Thierry Fiorilli

Sans concurrence, l’archer politique Reynders tire à tout va

Thierry Fiorilli Journaliste

Depuis le retrait sous sa tente de Philippe Moureaux, et malgré les très récurrents coups d’éclat d’Olivier Maingain, Didier Reynders ne souffre plus guère de concurrence au tournoi des meilleurs archers politiques du royaume.

C’est lui qui décoche le plus de flèches, et le plus rapidement, c’est lui qui touche le mieux ses cibles et c’est lui qui y parvient avec le plus somptueux mélange de grâce et de férocité. Preuve encore : l’entretien qu’il nous accorde cette semaine dans Le Vif. Le vice-Premier ministre MR y crible consciencieusement, pêle-mêle, sourire aux lèvres, le PS, le CDH, la N-VA, le CD&V et les syndicats. Et par la bande, sans même avoir prononcé une seule fois son nom, ce frère d’armes et frère ennemi à la fois qu’est le Premier ministre, Charles Michel.

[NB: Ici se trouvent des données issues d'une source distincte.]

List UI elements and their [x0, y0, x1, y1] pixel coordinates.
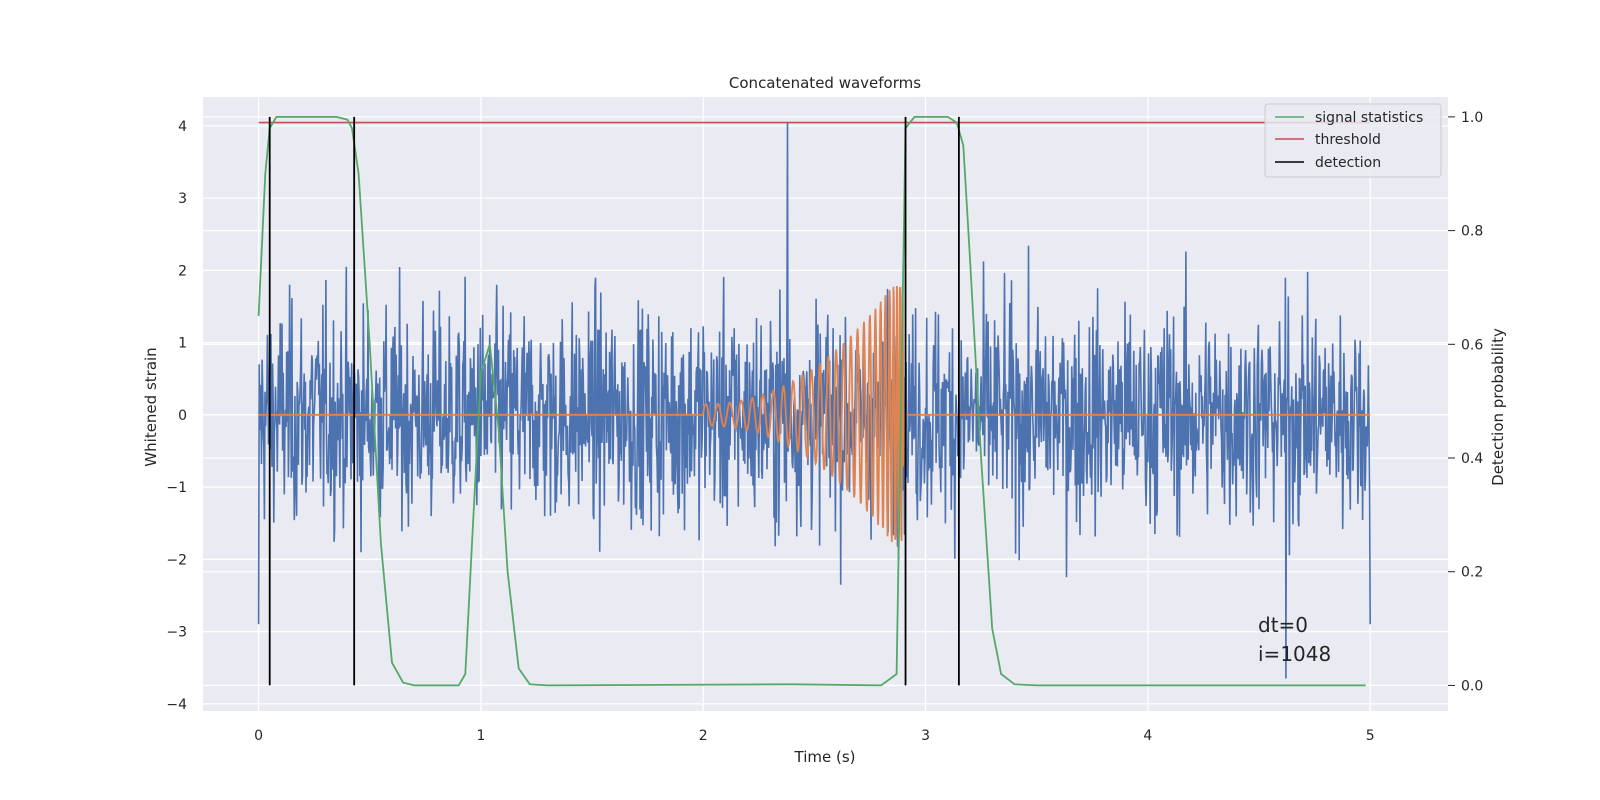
x-tick-label: 5 — [1366, 728, 1375, 744]
legend-label-threshold: threshold — [1315, 132, 1381, 148]
y-tick-label: −4 — [166, 697, 187, 713]
annotation-box: dt=0 i=1048 — [1258, 613, 1331, 666]
y2-tick-label: 0.8 — [1461, 224, 1483, 240]
series-signal-statistics — [257, 116, 1366, 687]
y2-tick-label: 1.0 — [1461, 110, 1483, 126]
legend-label-signal-statistics: signal statistics — [1315, 110, 1423, 126]
y2-tick-label: 0.0 — [1461, 678, 1483, 694]
series-layer — [257, 116, 1371, 687]
x-tick-label: 4 — [1143, 728, 1152, 744]
y-axis-label: Whitened strain — [142, 347, 160, 466]
y-tick-label: 0 — [178, 408, 187, 424]
chart-title: Concatenated waveforms — [729, 74, 921, 92]
ticks: 0 1 2 3 4 5 −4 −3 −2 −1 0 1 2 3 4 0.0 0.2 0.4 0.6 0.8 1.0 — [166, 110, 1483, 744]
annotation-dt: dt=0 — [1258, 613, 1308, 637]
y-tick-label: 3 — [178, 191, 187, 207]
x-tick-label: 1 — [476, 728, 485, 744]
y2-tick-label: 0.6 — [1461, 337, 1483, 353]
legend: signal statistics threshold detection — [1264, 103, 1442, 178]
y2-tick-label: 0.4 — [1461, 451, 1483, 467]
y-tick-label: −3 — [166, 625, 187, 641]
x-tick-label: 3 — [921, 728, 930, 744]
y-tick-label: −1 — [166, 480, 187, 496]
x-axis-label: Time (s) — [794, 748, 856, 766]
y-tick-label: 1 — [178, 336, 187, 352]
series-whitened-strain — [257, 122, 1371, 679]
y2-tick-label: 0.2 — [1461, 565, 1483, 581]
legend-label-detection: detection — [1315, 155, 1381, 171]
x-tick-label: 0 — [254, 728, 263, 744]
y2-axis-label: Detection probability — [1489, 328, 1507, 486]
annotation-index: i=1048 — [1258, 642, 1331, 666]
y-tick-label: 4 — [178, 119, 187, 135]
x-tick-label: 2 — [699, 728, 708, 744]
series-injected-chirp — [258, 285, 1371, 553]
legend-frame — [1264, 103, 1442, 178]
y-tick-label: −2 — [166, 552, 187, 568]
y-tick-label: 2 — [178, 263, 187, 279]
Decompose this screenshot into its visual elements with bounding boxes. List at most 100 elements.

Didier Reynders crible de flèches consciencieusement, pêle-mêle, sourire aux lèvres, le PS, le CDH, la N-VA, le CDu0026V et les syndicats

Les propos de Reynders surviennent alors que le gouvernement fédéral reste en posture délicate. Le dernier baromètre La Libre-RTBF a beau le créditer de 5 % supplémentaires d’avis favorables parmi les citoyens belges (pour un total de 25 %), la confiance n’est pas franche et massive à l’égard de l’équipe Michel. Et nulle part : en Flandre, les troupes de Bart De Wever, poids lourd de l’exécutif, perdent ainsi des plumes tant en termes d’intentions de vote que de soutien à leurs principaux dirigeants (les ministres fédéraux Jambon et Van Overtveldt exceptés…). Et au sein même du gouvernement, CD&V et N-VA continuent à cultiver au vu et au su de tous le mépris qu’ils se vouent réciproquement. Pour Didier Reynders, pas forcément en hausse de popularité, l’occasion est trop belle : il accuse donc les deux partis flamands de donner l’impression de vouloir empêcher les réformes bien plus que de les mener. En canardant avec plus d’insistance les chrétiens-démocrates et singulièrement Kris Peeters, déjà la poupée vaudou préférée de De Wever et les siens.

C’est une manière de confirmer que le duo MR – N-VA mène le bal aux commandes du pays. Un duo recommandé ou exploré par Reynders et son clan, pas celui de Charles Michel donc, in nihilo tempore, bien avant que l’actuelle majorité fédérale voie le jour. C’est une façon aussi de discréditer ou d’affaiblir l’axe MR – CD&V dont Michel est l’instigateur et le symbole depuis la campagne électorale du printemps 2014. C’est encore un moyen de fragiliser davantage les chrétiens-démocrates flamands, caution « de gauche » de l’équipe gouvernante et composante indispensable pour garantir ce « centre-droit raisonnable » que défend officiellement le Premier ministre. Le « raisonnable » de ce centre-droit serait le CD&V. Et Reynders prend un malin plaisir à faire comprendre à tout le monde que ce même CD&V se révèle être le maillon faible de la coalition. Autrement dit, qu’il est grand temps de passer à la vitesse supérieure et d’imposer d’authentiques réformes de droite.

Ce que la N-VA attend avec avidité, évidemment. Le parti nationaliste doit re-radicaliser son attitude, ses propos et ses décisions s’il veut garder dans son giron les très nombreux électeurs venus du Vlaams Belang, lors des dernières élections. Ce même Vlaams Belang qui profite aujourd’hui du recul de popularité de la formation de Bart De Wever.

Bref, l’interview de Didier Reynders annonce sans doute des affrontements particulièrement âpres et virils entre partenaires du gouvernement fédéral. Pas sûr que ça augure d’ouvertures imminentes pour les syndicats, dans leur combat contre le saut d’index et la réforme des prépensions. Le carquois du vice-Premier MR, lui, semble encore plein à craquer.